You Me Everything (why no punctuation?) by Catherine Isaac is a pleasant, quick read with a somewhat predictable ending. However, even though you could suspect how it was going to end, it didn’t make the story less enjoyable. While the subject matter has a depressing overlay, overall, there’s hope. Jess and her 10-year-old William head to France to spend time with William’s father (who Jess broke up with several months after William’s birth). Jess is reluctant to take this trip because her mother is in a care home, suffering from Huntington’s disease. Throughout the story we get glimpses into why Jess is in her current state and why it’s hard for her to take this vacation.
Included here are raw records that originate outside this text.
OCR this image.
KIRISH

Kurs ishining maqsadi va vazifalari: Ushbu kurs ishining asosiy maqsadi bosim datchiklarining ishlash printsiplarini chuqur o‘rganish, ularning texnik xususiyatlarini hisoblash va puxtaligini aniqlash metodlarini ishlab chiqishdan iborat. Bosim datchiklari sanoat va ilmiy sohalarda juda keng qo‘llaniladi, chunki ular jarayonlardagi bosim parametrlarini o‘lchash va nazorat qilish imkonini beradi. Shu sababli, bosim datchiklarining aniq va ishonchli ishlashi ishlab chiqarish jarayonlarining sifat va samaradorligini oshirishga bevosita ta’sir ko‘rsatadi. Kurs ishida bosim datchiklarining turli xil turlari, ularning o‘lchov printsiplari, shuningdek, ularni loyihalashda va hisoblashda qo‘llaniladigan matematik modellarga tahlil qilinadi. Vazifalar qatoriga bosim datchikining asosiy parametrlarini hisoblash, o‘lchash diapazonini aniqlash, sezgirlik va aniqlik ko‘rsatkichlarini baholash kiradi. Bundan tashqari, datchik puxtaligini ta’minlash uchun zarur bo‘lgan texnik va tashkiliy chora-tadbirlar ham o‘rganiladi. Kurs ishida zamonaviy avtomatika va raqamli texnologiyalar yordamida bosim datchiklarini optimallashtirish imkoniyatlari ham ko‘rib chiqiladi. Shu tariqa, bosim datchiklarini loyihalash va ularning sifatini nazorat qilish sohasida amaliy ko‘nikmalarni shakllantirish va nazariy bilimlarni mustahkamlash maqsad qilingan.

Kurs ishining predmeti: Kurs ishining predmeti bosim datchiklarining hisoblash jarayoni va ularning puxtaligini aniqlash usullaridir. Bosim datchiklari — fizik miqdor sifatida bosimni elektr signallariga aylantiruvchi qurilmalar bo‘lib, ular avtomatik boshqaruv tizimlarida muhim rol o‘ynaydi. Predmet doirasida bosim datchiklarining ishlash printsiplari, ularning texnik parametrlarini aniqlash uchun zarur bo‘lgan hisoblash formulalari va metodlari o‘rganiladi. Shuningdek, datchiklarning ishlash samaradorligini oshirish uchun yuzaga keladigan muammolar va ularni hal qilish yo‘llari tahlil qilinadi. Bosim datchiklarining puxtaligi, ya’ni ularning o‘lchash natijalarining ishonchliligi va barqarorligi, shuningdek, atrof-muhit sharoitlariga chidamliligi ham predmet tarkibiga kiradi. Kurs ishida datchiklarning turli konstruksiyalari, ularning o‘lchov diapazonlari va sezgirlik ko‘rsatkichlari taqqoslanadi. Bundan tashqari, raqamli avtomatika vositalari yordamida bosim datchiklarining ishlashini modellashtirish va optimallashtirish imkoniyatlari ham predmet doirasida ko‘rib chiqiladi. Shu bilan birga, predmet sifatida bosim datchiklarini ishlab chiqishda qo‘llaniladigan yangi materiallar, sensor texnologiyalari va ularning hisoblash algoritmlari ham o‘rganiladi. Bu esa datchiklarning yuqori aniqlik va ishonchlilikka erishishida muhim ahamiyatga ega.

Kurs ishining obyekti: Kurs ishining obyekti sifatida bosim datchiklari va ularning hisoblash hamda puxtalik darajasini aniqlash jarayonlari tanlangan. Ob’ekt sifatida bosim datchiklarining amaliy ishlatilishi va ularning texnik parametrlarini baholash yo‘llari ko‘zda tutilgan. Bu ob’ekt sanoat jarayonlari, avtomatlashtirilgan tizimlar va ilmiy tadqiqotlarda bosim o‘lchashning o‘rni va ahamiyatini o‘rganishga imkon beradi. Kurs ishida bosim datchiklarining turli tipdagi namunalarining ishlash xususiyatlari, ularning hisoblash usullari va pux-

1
There are some elements of the story that are a little annoying — her friendships aren’t fleshed out very well and there are characters that seem unnecessary — but for the most part, this was a nice diversion and would make good escapist or beach reading (and it’s only $5.49 for the Kindle version).

How to Forget

How to Forget is the second memoir written by Kate Mulgrew. While I enjoyed it, I liked her first, Born with Teeth (reviewed here) more. The book is about Mulgrew’s return to Iowa to take care of her parents in the final months of their lives. The first half is about Mulgrew’s father and the second half is about her mother. The section on her mother was tough to read – it’s about her mother’s Alzheimers disease and, because of the eight-year progression (as opposed to her father’s rapid decline and more sudden death), it seemed even more hopeless.

The Secrets We Kept

Reese Witherspoon is letting me down. The Secrets We Kept by Lara Prescott wasn’t a great read for me (following my disappointment with her other pick, The Whisper Network). The premise of The Secrets We Kept was a good one – Amazon says: “A thrilling tale of secretaries turned spies, of love and duty, and of sacrifice–inspired by the true story of the CIA plot to infiltrate the hearts and minds of Soviet Russia, not with propaganda, but with the greatest love story of the twentieth century: Doctor Zhivago.” (Clearly I’ve gotten lazy and am not even writing my own synopses!) However, the execution left a lot to be desired. I was, frankly, bored by this story. It could have held much more intrigue and excitement. Perhaps part of the issue for me is that I haven’t read Doctor Zhivago, but nevertheless, this was one to skip for me.